Why Continuous Integration?

Cory explains the many reasons why we should have a CI server reporting problems on checkin.

What Does Continuous Integration Do?

A CI Server can run the automated build. If it breaks it will say who broke it. It will also run your test suite and can check your code coverage.
Finally we can automate deployment of our app.

Choosing a CI Server

Cory introduces the following options:

Travis
Appveyor
Jenkins

Both Travis and Appveyor are free for open source projects and integrate well with GitHub.

Demo: Travis CI

https://travis-ci.org

We see that we can sign in to Travis using our GitHub account and are shown how to turn the GitHub repository on in Travis.

We need to add a .travis.yml configuration file to our project.

Cory pushes a change that makes a unit test fail, and shows us what it looks like when a Travis CI build fails.

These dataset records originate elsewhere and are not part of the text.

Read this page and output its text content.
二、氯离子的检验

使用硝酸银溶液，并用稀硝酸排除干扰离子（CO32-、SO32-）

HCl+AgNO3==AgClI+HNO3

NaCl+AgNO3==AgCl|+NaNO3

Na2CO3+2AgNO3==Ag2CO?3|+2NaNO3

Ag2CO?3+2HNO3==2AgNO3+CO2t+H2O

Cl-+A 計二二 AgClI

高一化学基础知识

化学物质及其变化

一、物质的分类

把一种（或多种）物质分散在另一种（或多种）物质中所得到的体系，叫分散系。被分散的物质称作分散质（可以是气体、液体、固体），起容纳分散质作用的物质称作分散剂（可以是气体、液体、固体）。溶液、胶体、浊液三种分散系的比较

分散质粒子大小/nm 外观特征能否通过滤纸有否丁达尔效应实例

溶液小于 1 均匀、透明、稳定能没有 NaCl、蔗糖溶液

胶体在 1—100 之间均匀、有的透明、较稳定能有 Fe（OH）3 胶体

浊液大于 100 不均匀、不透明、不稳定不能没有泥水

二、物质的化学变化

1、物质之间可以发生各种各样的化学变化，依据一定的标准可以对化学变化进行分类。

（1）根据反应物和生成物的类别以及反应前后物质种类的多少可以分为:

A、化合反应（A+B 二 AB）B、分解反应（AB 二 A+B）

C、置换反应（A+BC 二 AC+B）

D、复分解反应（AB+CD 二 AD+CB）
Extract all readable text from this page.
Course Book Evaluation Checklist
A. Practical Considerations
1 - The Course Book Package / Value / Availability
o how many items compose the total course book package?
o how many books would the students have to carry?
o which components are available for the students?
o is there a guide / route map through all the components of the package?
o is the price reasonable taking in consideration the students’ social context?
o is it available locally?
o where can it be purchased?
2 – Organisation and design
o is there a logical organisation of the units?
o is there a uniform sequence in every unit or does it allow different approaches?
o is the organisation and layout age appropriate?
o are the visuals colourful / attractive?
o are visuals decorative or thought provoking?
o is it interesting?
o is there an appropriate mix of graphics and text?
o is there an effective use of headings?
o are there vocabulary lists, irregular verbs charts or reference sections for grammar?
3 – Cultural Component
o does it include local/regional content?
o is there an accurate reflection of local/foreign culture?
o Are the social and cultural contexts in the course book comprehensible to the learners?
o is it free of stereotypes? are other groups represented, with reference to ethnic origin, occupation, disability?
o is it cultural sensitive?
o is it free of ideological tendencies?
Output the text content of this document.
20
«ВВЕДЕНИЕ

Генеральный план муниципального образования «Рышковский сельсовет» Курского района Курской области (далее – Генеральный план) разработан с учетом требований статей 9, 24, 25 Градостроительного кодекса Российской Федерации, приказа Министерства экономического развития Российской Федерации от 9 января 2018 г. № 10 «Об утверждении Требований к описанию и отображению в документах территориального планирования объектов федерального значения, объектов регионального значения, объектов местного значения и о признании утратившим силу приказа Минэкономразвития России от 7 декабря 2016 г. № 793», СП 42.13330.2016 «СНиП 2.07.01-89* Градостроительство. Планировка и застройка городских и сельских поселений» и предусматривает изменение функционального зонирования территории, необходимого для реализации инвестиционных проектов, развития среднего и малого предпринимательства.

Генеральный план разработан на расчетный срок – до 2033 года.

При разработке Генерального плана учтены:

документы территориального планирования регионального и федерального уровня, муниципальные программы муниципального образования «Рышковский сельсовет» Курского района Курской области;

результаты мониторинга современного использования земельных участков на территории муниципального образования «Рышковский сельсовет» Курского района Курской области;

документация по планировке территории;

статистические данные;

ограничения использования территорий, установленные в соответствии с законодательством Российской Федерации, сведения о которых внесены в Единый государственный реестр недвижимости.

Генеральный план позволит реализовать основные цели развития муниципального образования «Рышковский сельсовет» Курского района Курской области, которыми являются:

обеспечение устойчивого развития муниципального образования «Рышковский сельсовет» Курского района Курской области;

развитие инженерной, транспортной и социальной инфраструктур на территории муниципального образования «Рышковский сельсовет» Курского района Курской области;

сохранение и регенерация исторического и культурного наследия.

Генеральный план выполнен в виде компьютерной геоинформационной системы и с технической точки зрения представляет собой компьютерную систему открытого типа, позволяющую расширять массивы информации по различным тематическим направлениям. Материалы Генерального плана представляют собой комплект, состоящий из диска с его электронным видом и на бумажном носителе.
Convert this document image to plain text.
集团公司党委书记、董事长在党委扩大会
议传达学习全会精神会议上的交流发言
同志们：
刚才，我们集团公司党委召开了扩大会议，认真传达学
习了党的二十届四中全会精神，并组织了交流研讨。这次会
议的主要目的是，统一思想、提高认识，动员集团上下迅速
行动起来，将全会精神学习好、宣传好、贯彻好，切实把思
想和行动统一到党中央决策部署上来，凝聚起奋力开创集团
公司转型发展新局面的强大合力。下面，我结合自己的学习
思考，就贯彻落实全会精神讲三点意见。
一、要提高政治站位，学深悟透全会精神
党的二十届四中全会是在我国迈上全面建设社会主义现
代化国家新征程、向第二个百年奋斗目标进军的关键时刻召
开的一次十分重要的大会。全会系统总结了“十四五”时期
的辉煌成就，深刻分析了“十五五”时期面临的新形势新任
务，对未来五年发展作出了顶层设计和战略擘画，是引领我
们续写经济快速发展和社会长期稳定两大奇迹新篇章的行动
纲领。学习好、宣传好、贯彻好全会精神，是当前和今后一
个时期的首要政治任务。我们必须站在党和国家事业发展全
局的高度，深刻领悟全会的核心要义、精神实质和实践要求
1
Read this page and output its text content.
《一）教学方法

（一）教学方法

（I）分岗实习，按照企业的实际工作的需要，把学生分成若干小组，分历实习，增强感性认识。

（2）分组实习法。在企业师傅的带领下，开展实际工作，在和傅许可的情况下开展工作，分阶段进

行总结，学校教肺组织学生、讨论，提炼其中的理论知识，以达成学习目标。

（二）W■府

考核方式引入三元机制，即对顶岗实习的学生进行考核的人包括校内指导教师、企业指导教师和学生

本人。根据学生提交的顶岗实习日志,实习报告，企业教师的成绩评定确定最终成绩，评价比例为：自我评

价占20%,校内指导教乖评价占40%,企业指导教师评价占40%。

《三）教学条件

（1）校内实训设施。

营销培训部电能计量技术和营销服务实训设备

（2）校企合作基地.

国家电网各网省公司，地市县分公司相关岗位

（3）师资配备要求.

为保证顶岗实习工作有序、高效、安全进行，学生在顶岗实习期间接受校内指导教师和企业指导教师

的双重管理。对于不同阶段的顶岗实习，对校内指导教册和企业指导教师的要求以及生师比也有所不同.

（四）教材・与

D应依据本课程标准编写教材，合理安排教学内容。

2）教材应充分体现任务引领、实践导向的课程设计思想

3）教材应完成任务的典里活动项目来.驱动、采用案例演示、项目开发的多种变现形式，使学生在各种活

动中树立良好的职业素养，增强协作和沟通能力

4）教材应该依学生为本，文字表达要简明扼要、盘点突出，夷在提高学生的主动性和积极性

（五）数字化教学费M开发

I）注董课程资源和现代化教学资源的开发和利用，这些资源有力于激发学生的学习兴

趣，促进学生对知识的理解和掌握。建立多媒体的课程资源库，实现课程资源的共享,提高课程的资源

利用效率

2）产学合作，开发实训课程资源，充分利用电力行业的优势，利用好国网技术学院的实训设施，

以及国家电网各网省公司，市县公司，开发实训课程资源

Then we see this put back again and the CI build passes.

Travis works great for Linux environments but not for Windows.

Demo: Appveyor

https://ci.appveyor.com

Appveyor works for Windows and offers similar features to Travis.

It is configured using an appveyor.yml file. We see that the recommended configuration file is more complex than the Travis one, but Cory explains what is needed.

We see an appveyor CI build running and passing.